3°) Es ist daran zu erinnern, dass unter allen Umständen ein auch in der Presse geäussertes, ständiges Bekenntnis zu unsern althergebrachten Institutionen nicht nur verständlich, sondern politisch notwendig ist. Man achtet uns nur so lange, als wir bleiben was wir sind und an unserm politischen Bekenntnis intern festhalten. Mussolini selbst, der, wie ich wiederholt feststellen konnte, die Traditionen der Schweiz kennt und achtet, hat öffentlich erklärt, dass die schweizerische Demokratie etwas eigenes sei, das von der antidemokratischen Propaganda nicht berührt werden müsse. Je und je haben wir hervorgehoben, welche enorme Vorteile die schweizerische Demokratie durch die Tatsache ihrer Regierungsstabilität besitze. Darum ist es wenig würdevoll und auch nicht vorteilhaft, wenn einige grosse schweizerische Blätter zurzeit sich anscheinend gleichsam scheuen, das Wort von der «Schweizerischen Demokratie» auszusprechen. (Dies geschieht, nebenbei gesagt, gerade von denjenigen Seiten, die den Bundesbehörden und auch meiner Gesandtschaft alle Schwierigkeiten in den Weg legten, als es sich darum handelte, den leidigen Konflikt unserer Kolonie in Italien, der durch die temporäre Gründung schweizerischer «fasci» in Rom, Mailand, Genua, usw. entstanden war, beizulegen und diese heute zweifellos gefährlichen Fremdkörper in unserer Kolonie rechtzeitig, d.h. vor Kriegsbeginn, zu entfernen.)
4°) Auch handelt es sich keineswegs darum, häufig Komplimente über italienische Persönlichkeiten u.s.w. zu veröffentlichen, wie dies ebenfalls geschieht. Für derartige Komplimente in zwölfter Stunde ist man hier begreiflicherweise hellhörig. Es handelt sich darum, würdevoll zu unsern Traditionen zu stehen, die direkte Demokratie, auch im kleinen Gemeinwesen, und andererseits Regierungsstabilität, bedeuten. Ebenso besteht hier für unsere föderalistische Struktur heute alles Verständnis.

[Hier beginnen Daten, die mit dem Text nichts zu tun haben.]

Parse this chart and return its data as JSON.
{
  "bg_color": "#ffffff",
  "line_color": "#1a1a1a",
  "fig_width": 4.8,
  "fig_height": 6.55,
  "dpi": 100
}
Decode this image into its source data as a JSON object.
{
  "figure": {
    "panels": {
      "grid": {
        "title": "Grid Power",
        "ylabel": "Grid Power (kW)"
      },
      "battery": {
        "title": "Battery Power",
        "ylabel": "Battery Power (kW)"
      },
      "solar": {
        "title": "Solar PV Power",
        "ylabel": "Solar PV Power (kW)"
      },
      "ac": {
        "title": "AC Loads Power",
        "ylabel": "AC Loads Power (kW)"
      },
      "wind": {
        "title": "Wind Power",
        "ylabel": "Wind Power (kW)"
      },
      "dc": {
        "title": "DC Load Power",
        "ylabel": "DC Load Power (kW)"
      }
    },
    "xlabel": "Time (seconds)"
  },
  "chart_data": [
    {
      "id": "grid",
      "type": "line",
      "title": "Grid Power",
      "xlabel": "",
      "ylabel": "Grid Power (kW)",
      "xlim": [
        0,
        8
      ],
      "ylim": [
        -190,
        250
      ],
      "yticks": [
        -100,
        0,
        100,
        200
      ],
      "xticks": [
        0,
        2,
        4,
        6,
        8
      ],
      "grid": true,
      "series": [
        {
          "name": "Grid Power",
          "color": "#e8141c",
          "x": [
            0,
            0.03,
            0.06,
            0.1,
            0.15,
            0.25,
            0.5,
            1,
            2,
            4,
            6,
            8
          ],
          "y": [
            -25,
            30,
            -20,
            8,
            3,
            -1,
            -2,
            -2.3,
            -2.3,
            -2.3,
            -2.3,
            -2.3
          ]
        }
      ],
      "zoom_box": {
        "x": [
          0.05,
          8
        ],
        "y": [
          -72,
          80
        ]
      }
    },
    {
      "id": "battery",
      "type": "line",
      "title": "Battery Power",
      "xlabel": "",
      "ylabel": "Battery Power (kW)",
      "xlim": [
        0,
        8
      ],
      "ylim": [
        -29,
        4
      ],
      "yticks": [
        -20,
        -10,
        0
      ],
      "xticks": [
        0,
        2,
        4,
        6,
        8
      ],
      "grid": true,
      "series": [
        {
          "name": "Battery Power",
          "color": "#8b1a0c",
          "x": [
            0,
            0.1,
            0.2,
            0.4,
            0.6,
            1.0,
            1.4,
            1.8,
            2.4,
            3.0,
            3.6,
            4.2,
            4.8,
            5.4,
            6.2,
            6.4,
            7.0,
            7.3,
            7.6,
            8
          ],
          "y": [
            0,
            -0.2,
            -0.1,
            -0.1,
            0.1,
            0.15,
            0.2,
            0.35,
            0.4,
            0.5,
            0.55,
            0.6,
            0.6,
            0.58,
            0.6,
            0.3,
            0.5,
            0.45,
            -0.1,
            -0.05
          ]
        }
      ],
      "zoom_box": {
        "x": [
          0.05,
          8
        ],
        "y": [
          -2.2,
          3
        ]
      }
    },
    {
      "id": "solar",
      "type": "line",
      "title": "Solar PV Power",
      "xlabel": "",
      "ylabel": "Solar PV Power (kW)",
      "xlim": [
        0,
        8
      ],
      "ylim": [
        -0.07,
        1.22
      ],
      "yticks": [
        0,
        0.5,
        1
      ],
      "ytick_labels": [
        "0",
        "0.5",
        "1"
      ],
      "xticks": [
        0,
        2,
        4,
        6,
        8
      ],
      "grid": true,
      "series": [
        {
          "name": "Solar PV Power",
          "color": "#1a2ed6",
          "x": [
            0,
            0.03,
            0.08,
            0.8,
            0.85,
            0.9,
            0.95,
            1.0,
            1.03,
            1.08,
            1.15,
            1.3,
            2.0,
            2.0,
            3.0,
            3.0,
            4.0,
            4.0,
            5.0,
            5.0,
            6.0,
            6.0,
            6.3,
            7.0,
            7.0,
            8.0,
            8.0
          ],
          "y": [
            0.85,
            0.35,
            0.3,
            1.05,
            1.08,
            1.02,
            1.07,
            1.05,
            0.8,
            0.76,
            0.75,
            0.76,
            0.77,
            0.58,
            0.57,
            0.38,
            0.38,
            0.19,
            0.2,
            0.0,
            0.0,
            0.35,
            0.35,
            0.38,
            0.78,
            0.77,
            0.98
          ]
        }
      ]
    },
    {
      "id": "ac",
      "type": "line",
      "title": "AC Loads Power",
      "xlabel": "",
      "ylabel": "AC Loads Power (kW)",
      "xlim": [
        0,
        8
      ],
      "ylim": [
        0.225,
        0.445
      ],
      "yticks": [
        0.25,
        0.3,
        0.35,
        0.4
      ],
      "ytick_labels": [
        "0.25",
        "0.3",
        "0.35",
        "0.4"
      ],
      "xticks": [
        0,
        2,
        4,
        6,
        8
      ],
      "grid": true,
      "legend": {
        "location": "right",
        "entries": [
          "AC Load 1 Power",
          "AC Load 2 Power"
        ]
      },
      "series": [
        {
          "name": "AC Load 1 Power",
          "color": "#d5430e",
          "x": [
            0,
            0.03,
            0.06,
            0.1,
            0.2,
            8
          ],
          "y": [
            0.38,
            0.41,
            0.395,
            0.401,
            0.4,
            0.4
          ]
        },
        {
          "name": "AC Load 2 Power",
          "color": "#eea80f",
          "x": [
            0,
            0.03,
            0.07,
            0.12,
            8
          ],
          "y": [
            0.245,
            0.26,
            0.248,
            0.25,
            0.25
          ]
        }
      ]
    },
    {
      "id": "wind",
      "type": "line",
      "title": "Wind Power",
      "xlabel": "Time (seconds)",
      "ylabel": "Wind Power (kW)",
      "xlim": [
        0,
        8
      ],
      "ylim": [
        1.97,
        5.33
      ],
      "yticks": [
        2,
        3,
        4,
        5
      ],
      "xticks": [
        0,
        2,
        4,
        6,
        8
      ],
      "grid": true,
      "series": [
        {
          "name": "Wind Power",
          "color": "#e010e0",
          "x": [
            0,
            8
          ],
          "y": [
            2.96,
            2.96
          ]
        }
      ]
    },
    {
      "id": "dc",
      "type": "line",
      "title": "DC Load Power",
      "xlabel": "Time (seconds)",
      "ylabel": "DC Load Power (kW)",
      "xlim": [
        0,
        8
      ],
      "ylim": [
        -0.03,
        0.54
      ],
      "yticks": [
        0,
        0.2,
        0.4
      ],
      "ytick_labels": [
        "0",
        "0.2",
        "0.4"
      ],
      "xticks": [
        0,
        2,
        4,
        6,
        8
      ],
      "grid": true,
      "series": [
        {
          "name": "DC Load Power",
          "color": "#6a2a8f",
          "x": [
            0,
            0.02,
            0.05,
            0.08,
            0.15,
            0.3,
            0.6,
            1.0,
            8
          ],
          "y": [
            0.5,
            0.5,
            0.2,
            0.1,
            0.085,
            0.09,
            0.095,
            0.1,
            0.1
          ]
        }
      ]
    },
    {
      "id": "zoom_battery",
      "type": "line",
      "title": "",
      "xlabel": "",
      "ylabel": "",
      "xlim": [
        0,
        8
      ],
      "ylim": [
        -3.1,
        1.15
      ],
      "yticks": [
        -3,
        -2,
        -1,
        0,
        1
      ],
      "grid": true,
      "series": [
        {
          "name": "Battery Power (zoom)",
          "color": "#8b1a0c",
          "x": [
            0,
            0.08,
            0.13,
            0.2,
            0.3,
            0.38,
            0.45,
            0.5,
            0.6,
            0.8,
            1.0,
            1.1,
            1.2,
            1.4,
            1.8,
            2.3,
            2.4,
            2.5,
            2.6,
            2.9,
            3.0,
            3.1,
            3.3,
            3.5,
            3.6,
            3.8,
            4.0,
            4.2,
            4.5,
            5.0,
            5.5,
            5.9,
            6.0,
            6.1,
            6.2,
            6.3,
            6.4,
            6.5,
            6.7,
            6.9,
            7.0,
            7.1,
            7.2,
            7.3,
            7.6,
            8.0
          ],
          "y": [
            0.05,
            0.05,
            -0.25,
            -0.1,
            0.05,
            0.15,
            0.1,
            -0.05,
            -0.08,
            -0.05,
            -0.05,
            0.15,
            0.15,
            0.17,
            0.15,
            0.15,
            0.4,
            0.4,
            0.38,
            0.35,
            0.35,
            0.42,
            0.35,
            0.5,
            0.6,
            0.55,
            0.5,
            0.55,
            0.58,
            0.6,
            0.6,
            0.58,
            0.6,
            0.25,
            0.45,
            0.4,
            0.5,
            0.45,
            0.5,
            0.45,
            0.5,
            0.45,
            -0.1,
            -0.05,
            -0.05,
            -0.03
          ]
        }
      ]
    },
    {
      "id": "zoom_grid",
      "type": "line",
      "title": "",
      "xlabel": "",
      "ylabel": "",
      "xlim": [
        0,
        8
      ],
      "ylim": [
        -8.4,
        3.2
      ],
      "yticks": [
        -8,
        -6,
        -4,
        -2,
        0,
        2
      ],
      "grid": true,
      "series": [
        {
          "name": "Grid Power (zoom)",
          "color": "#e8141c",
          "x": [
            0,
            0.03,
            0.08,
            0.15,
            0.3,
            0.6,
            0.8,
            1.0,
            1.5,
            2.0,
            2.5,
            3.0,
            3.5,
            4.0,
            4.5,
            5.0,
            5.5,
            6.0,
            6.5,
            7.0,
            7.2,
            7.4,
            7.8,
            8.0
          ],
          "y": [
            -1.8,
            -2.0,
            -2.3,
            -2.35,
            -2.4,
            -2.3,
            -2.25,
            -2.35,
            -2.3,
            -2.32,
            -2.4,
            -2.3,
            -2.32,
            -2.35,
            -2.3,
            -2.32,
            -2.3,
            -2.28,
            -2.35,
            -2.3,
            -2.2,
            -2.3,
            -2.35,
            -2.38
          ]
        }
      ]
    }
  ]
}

Darin liegt die Möglichkeit einer Gewähr der moralischen Abwehr gegen die «Einfügung eines kleinen Einheitstaates» in eine von der Achse - wie man hier vermeint - geformte europäische Planwirtschaft.
5°) Dagegen kann m.E., im Rahmen unseres geschriebenen und ungeschriebenen Verfassungsrechts und unserer Tradition, sehr wohl den politischen Notwendigkeiten Rechnung getragen werden, die Graf Ciano in der Formel zitierte, die entweder von seinem Schwiegervater stammt, oder die Gegenstand von Besprechungen mit dem Achsenpartner bildete: der Formel nämlich dass, wie die Verhältnisse eben in der Periode eines schweren Krieges liegen, die Achsenmächte nicht wünschen, dass Einflüsse von «Zentren von Defaitismus» von der Schweiz aus ausserhalb unserer Landesgrenzen, d.h. in die dafür doch tatsächlich empfänglichen Länder der Achse, getragen werden. Ist es beispielsweise notwendig, dass jedes Ereignis oder «fait divers» des Krieges, unter ganzseitigen Fettdrucktiteln, im Sinne der Propaganda der einen oder ändern Kriegspartei, tatsächlich nach aussen getragen wird? Die kommerziellen Erwägungen des ZeitungsVerkaufs müssen heute in Gottes Namen hinter ändern Erwägungen zurückstehen. Das blosse, nüchterne Gegenüberstellen der amtlichen Mitteilungen beider Kriegsparteien und objektiv und vorsichtig abgefasste Kommentare genügen in der Tat, um dem denkenden Publikum zu erlauben, sich selbst ein Urteil zu bilden. Ein solches Vorgehen kann nicht Anstoss erregen und festigt im Gegenteil unsern Widerstand gegen Zumutungen, die sonst, im Verlauf der Krieges, unangenehme Formen annehmen könnten.